Bidang Praktik
Reservasi Konsultasi

2025-09-29
![[기고] 의료기 업체 미국 진출시 꼭 알아야 할 내용 - FDA 허가 절차·진출 전략](/_next/image?url=https%3A%2F%2Fd1tgonli21s4df.cloudfront.net%2Fupload%2Fboard%2Fbroadcast%2F20250929124742611.webp&w=3840&q=100)
Advokat Lee Il-hyeong dari Daeryun "FDA memperketat regulasi alat kesehatan berbasis AI dan IoT-regulasi pemasaran ketat"
"Prosedur izin FDA rumit tetapi merupakan ranah yang dapat diprediksi...investasi kepatuhan bukan pilihan melainkan keharusan"
Penulis dan Yakup Sinmun merancang seri terkait «Alat Kesehatan». Dalam tulisan kali ini, kami hendak menelaah regulasi hukum dan strategi masuk pasar bagi perusahaan alat kesehatan dalam negeri saat memasuki pasar Amerika Serikat.
1. Pendahuluan
Belakangan ini, gelombang masuknya perusahaan alat kesehatan Korea ke Amerika Serikat terus berlanjut. Sebab, menyusul keberhasilan K-Beauty, potensi penyebaran global K-Medical menjadi sorotan.

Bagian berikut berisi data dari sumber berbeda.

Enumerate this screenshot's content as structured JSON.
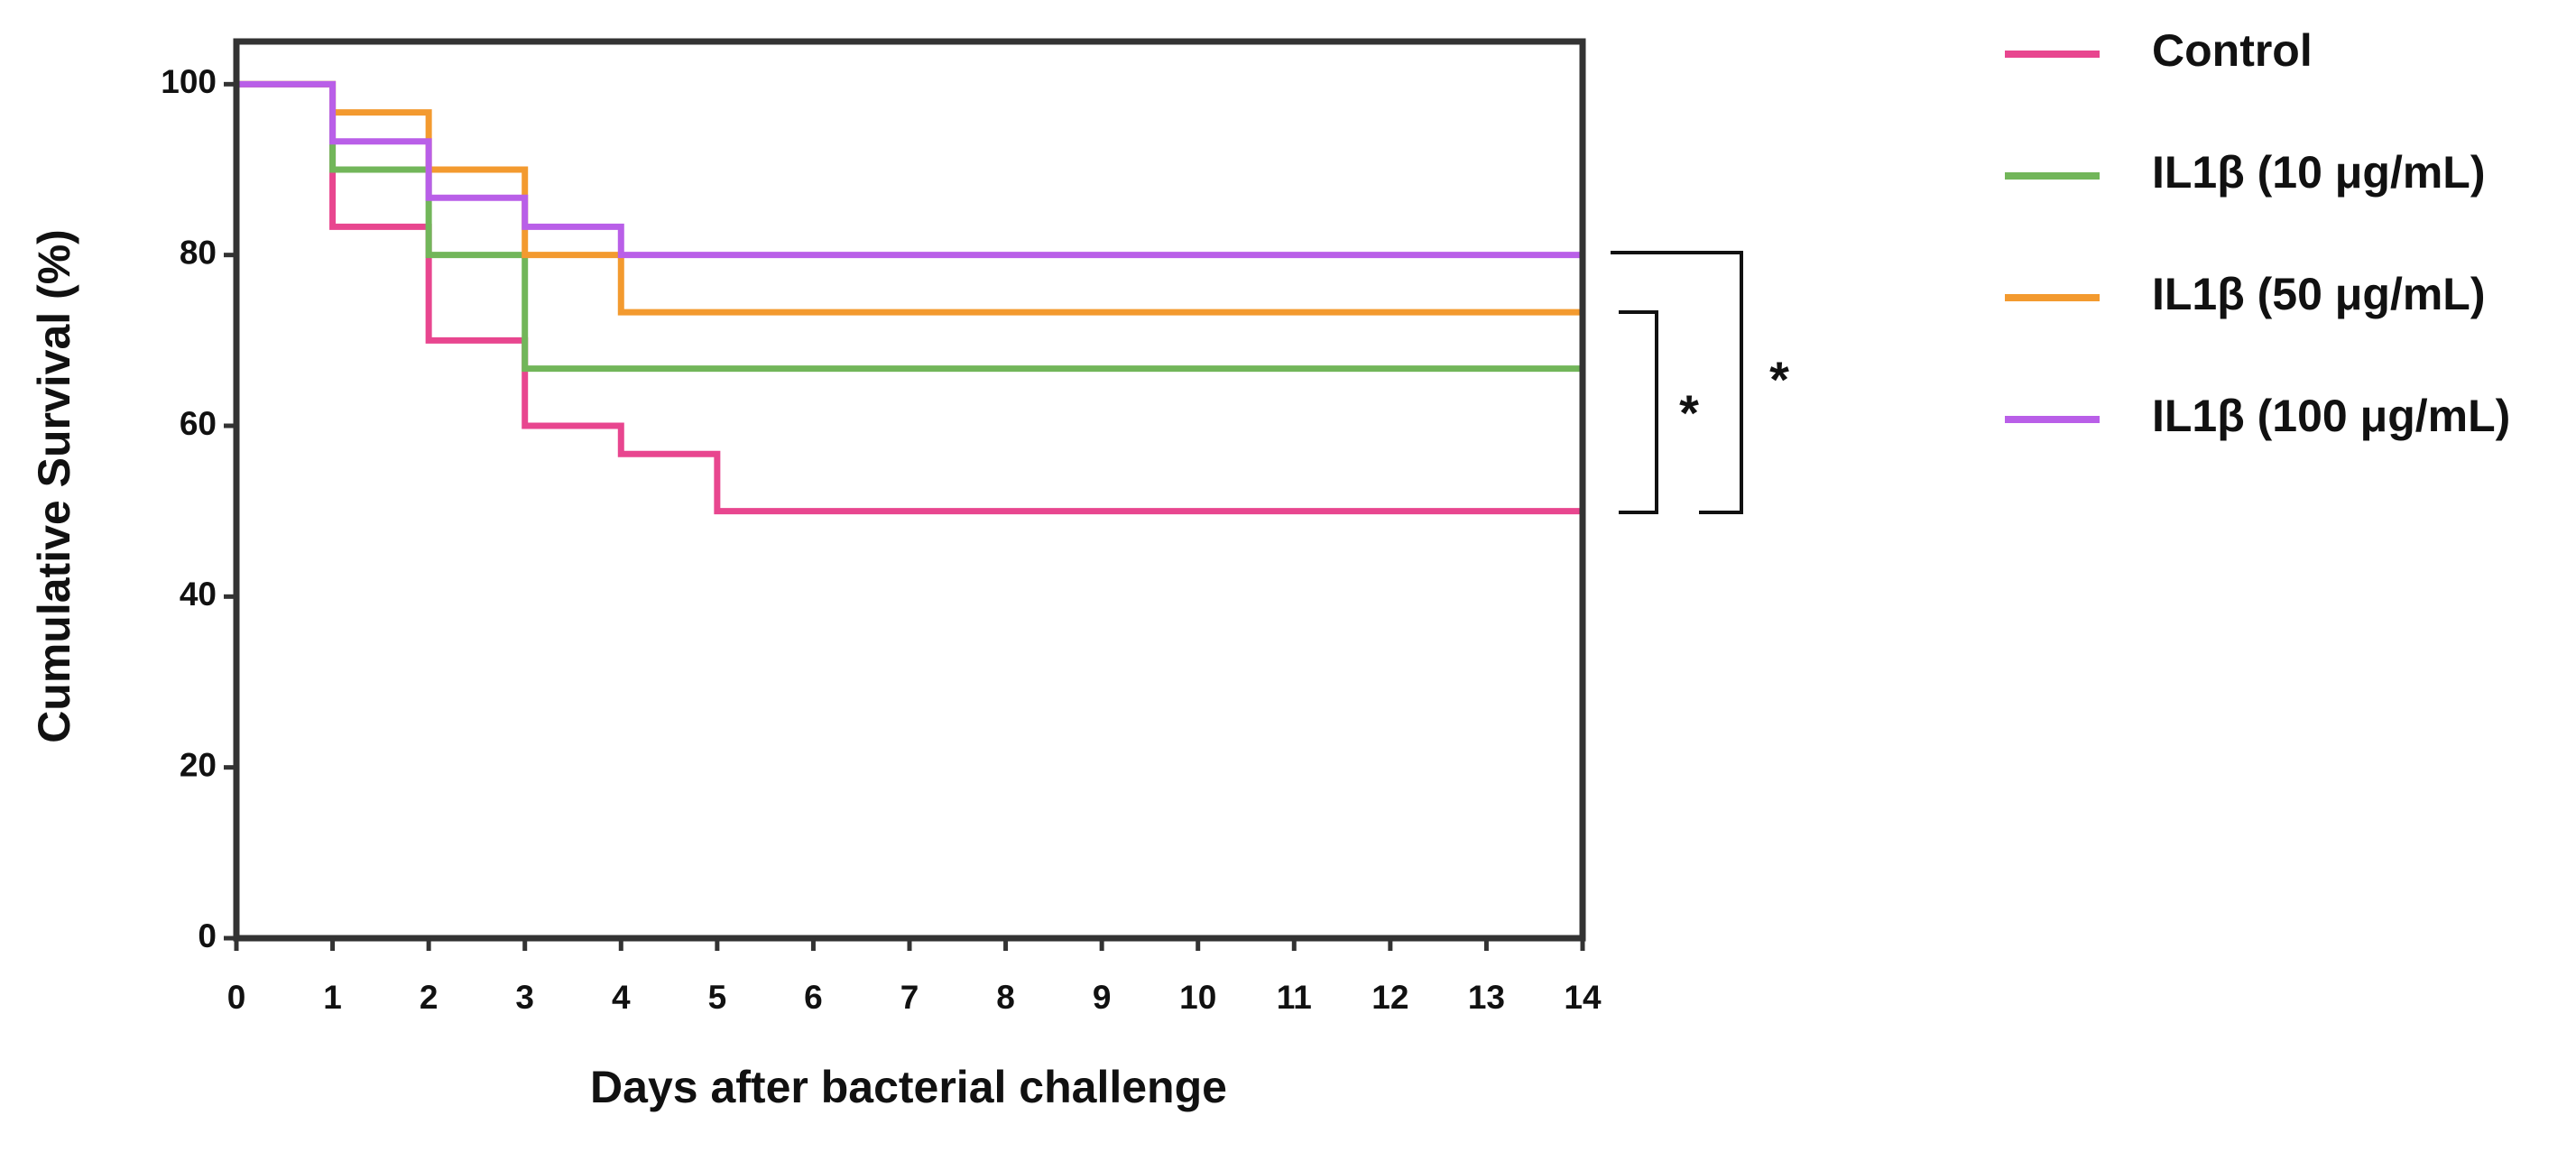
{
  "chart_data": {
    "type": "step",
    "x_label": "Days after bacterial challenge",
    "y_label": "Cumulative Survival (%)",
    "x": [
      0,
      1,
      2,
      3,
      4,
      5,
      14
    ],
    "series": [
      {
        "name": "Control",
        "color": "#e8468f",
        "values": [
          100,
          83.3,
          70,
          60,
          56.7,
          50,
          50
        ]
      },
      {
        "name": "IL1β (10 μg/mL)",
        "color": "#72b65a",
        "values": [
          100,
          90,
          80,
          66.7,
          66.7,
          66.7,
          66.7
        ]
      },
      {
        "name": "IL1β (50 μg/mL)",
        "color": "#f39a2f",
        "values": [
          100,
          96.7,
          90,
          80,
          73.3,
          73.3,
          73.3
        ]
      },
      {
        "name": "IL1β (100 μg/mL)",
        "color": "#b95fe8",
        "values": [
          100,
          93.3,
          86.7,
          83.3,
          80,
          80,
          80
        ]
      }
    ],
    "xlim": [
      0,
      14
    ],
    "xticks": [
      0,
      1,
      2,
      3,
      4,
      5,
      6,
      7,
      8,
      9,
      10,
      11,
      12,
      13,
      14
    ],
    "ylim": [
      0,
      105
    ],
    "yticks": [
      0,
      20,
      40,
      60,
      80,
      100
    ],
    "legend": "right",
    "annotations": [
      "*",
      "*"
    ]
  }
}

Namun, ketika benar-benar menemui perusahaan yang menyiapkan langkah masuk ke pasar Amerika Serikat, banyak yang kebingungan menghadapi rumitnya prosedur izin FDA dan beragamnya opsi strategi masuk.
Penulis, melalui acara bilik konsultasi di COEX baru-baru ini, berkonsultasi dengan puluhan perusahaan dan menyadari bahwa hal-hal yang ingin diketahui para praktisi sebagian besar bertumpang tindih, sehingga merasa perlu merangkum poin-poin utamanya. Dalam tulisan kali ini, penulis hendak memperkenalkan hal-hal yang kiranya bermanfaat bagi para praktisi dengan berpusat pada prosedur izin FDA dan strategi masuk yang telah teruji.

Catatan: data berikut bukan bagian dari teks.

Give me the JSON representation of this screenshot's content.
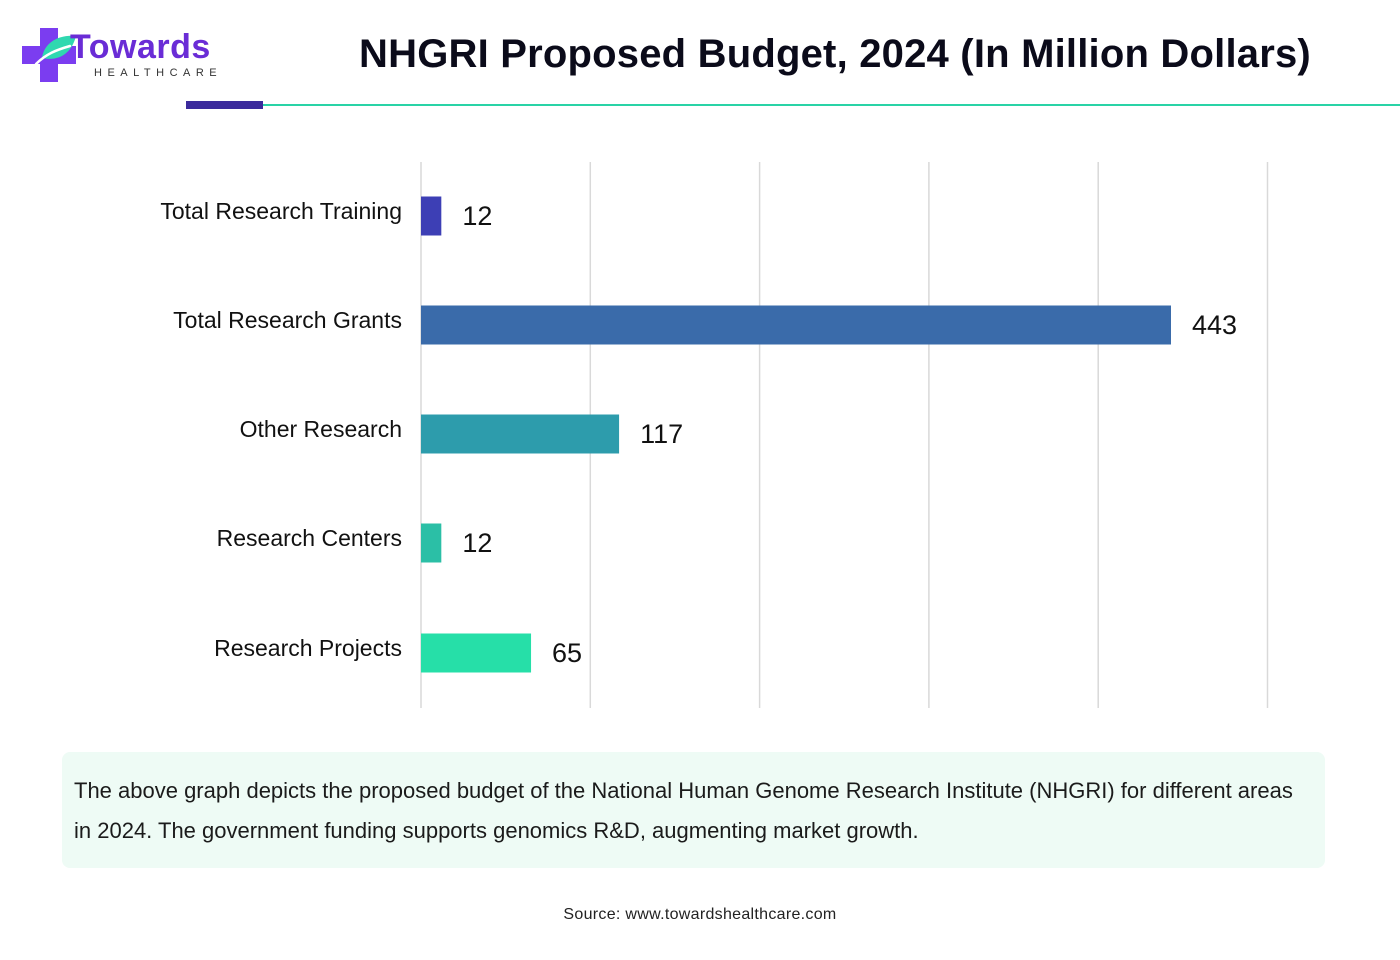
{
  "brand": {
    "name": "Towards",
    "tagline": "HEALTHCARE",
    "colors": {
      "primary": "#6a2cd6",
      "accent": "#29d3a6",
      "rule": "#3b2a9c"
    }
  },
  "chart_data": {
    "type": "bar",
    "orientation": "horizontal",
    "title": "NHGRI Proposed Budget, 2024 (In Million Dollars)",
    "xlabel": "",
    "ylabel": "",
    "categories": [
      "Total Research Training",
      "Total Research Grants",
      "Other Research",
      "Research Centers",
      "Research Projects"
    ],
    "values": [
      12,
      443,
      117,
      12,
      65
    ],
    "bar_colors": [
      "#3d3fb5",
      "#3a6baa",
      "#2d9cac",
      "#2bbfa6",
      "#26dfa8"
    ],
    "xlim": [
      0,
      500
    ],
    "grid": true,
    "legend": "none",
    "data_labels": true
  },
  "description": "The above graph depicts the proposed budget of the National Human Genome Research Institute (NHGRI) for different areas in 2024. The government funding supports genomics R&D, augmenting market growth.",
  "source": "Source: www.towardshealthcare.com"
}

2. Prosedur izin FDA lebih rumit dari yang dikira
FDA Amerika mengelola alat kesehatan dengan membaginya menjadi Class I, II, dan III sesuai tingkat risikonya terhadap pasien. Karena prosedur izin yang dituntut berbeda-beda per kelas, gerbang pertama adalah memastikan secara akurat produk perusahaan sendiri termasuk kelas yang mana.
Untuk produk Class I, tampak relatif sederhana, tetapi nyatanya tidak demikian. Sebagian besar dibebaskan dari 510(k), tetapi pendaftaran fasilitas FDA dan pendaftaran daftar alat wajib dilakukan, dan kepatuhan sistem mutu pun wajib. Khususnya, produk yang di dalam negeri diklasifikasikan sebagai kuasi-obat atau kosmetik pun ada kalanya diperlakukan sebagai alat kesehatan di Amerika Serikat, sehingga perlu kehati-hatian.
Produk Class II adalah ranah yang paling banyak dipikirkan perusahaan. Melalui 510(k), harus dibuktikan kesetaraan dengan produk yang telah disetujui sebelumnya, dan kuncinya di sini adalah menemukan Predicate Device yang tepat. Meski produk berfungsi sama, dapat atau tidaknya izin bisa berbeda tergantung pemilihan predicate device. Masa peninjauan FDA secara resmi 90 hari, tetapi jika melalui permintaan data tambahan atau proses pelengkapan, umumnya secara nyata memakan waktu 4-6 bulan.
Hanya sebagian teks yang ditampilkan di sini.